Anna Murray-Douglass

Meet Anna Murray-Douglass, the woman who married Frederick Douglass and helped him escape from slavery to become the civil rights leader we all know today.

Born a free woman in 1813 to previously enslaved parents in Maryland, Anna Murray started work as a laundress at a young age, amassing enough assets that would one day provide for Frederick’s escape and their new life together in the North.

She met Frederick at the Baltimore docks when he was still a slave. She masterminded his escape by sewing him a sailor suit, coveting a “freedom certificate,” and buying him a train ticket to New York. Once he was there, she took her savings and possessions and moved north to join him. Her savings allowed them to start a new life in the North.
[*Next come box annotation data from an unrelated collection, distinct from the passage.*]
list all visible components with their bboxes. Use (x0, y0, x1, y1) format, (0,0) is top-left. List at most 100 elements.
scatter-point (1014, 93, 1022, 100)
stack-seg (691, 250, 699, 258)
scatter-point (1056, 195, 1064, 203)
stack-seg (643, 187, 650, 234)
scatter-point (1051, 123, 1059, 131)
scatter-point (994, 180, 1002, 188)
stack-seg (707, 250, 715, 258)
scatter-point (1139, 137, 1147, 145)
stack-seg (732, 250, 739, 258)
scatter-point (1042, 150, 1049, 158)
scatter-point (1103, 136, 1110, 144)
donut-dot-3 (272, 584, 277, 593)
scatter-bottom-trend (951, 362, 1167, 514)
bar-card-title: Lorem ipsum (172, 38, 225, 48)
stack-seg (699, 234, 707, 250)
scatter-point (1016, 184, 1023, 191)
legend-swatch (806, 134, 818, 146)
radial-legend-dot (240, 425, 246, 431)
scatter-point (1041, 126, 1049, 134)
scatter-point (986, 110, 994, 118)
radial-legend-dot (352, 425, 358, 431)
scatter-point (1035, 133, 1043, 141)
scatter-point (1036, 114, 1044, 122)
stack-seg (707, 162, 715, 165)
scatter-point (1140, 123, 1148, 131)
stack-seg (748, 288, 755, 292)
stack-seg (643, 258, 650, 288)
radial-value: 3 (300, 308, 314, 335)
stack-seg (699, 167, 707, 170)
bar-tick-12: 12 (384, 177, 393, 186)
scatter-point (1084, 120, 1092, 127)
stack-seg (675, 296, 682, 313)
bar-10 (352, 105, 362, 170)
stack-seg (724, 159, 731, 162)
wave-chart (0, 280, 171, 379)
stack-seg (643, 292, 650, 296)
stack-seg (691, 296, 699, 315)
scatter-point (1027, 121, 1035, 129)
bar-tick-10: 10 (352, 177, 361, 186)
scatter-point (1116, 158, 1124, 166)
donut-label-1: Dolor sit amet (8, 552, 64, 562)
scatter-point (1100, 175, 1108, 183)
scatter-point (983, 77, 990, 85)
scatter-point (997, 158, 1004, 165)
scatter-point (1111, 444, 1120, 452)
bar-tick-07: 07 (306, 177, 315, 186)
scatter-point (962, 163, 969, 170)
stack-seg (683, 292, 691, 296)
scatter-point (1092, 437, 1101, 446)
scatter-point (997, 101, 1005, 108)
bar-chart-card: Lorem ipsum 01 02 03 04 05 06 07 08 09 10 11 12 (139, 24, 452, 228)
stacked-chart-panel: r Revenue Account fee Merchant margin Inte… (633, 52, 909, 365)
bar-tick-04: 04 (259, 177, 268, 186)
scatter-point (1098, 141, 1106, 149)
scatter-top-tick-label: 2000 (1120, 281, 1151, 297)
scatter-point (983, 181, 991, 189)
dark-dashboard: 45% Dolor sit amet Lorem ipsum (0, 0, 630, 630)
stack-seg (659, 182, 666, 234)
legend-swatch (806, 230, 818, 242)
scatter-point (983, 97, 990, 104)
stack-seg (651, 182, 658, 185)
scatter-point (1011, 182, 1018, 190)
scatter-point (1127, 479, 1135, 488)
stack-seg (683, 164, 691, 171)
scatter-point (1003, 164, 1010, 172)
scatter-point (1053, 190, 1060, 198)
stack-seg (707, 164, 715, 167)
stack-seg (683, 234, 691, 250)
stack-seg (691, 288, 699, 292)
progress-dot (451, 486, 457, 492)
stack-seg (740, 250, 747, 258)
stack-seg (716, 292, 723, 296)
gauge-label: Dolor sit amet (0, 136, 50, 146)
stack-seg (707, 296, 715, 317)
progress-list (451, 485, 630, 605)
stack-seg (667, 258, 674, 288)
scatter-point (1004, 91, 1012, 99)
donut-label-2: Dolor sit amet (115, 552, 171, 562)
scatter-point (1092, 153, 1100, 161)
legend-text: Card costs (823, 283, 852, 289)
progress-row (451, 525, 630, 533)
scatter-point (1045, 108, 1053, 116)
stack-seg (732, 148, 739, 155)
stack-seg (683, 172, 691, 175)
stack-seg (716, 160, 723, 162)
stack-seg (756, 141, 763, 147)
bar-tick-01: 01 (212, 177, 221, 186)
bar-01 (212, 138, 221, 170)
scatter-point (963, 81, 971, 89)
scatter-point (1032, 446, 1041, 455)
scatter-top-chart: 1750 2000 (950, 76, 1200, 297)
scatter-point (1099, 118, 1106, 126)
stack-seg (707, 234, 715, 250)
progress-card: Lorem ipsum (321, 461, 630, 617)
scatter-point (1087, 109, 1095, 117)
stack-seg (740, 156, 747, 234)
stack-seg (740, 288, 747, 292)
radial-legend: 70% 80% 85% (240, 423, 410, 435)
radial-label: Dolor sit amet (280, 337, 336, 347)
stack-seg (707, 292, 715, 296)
She worked as a laundress and shoe maker to support their family of five children and Frederick’s remarkable speaking career, even when that career took him to England for two years. It was even her idea for Frederick to teach his sons typesetting so they could start the notable abolitionist newspaper, The North Star.

Not only did she run the household, she was also an active member in politics and the abolition movement. She belonged to the Boston Female Anti-Slavery Society and was a host on the Underground Railroad. She ran in circles with Harriet Tubman, Harriet Jacobs, and John Brown. She was also the hostess for numerous anti-slavery events and meetings at the Douglass home.

Though she wasn’t as literate as her husband, she could read music and even played the violin. However, despite her profound accomplishments as a self-made woman, an active member in politics, and someone who risked her life to save fugitive slaves—including her husband—many of Frederick’s white allies looked down on Anna. They thought he could do “better” and often snubbed her at their home events. Frederick himself barely mentions her in his three autobiographies, though it is unclear the exact reason as to why.

Very few knew of her vast accomplishments until after she passed in 1882. It was her children who brought her life to light, hoping her memory would not be completely erased in Frederick’s towering shadow. Her daughter, Rosetta, published a book about her mom’s influence and importance entitled, My Mother as I Recall Her.

Frederick Douglass was one of the most important figures in American history, but standing right next to him was a remarkable woman who deserves to come out from his shadow.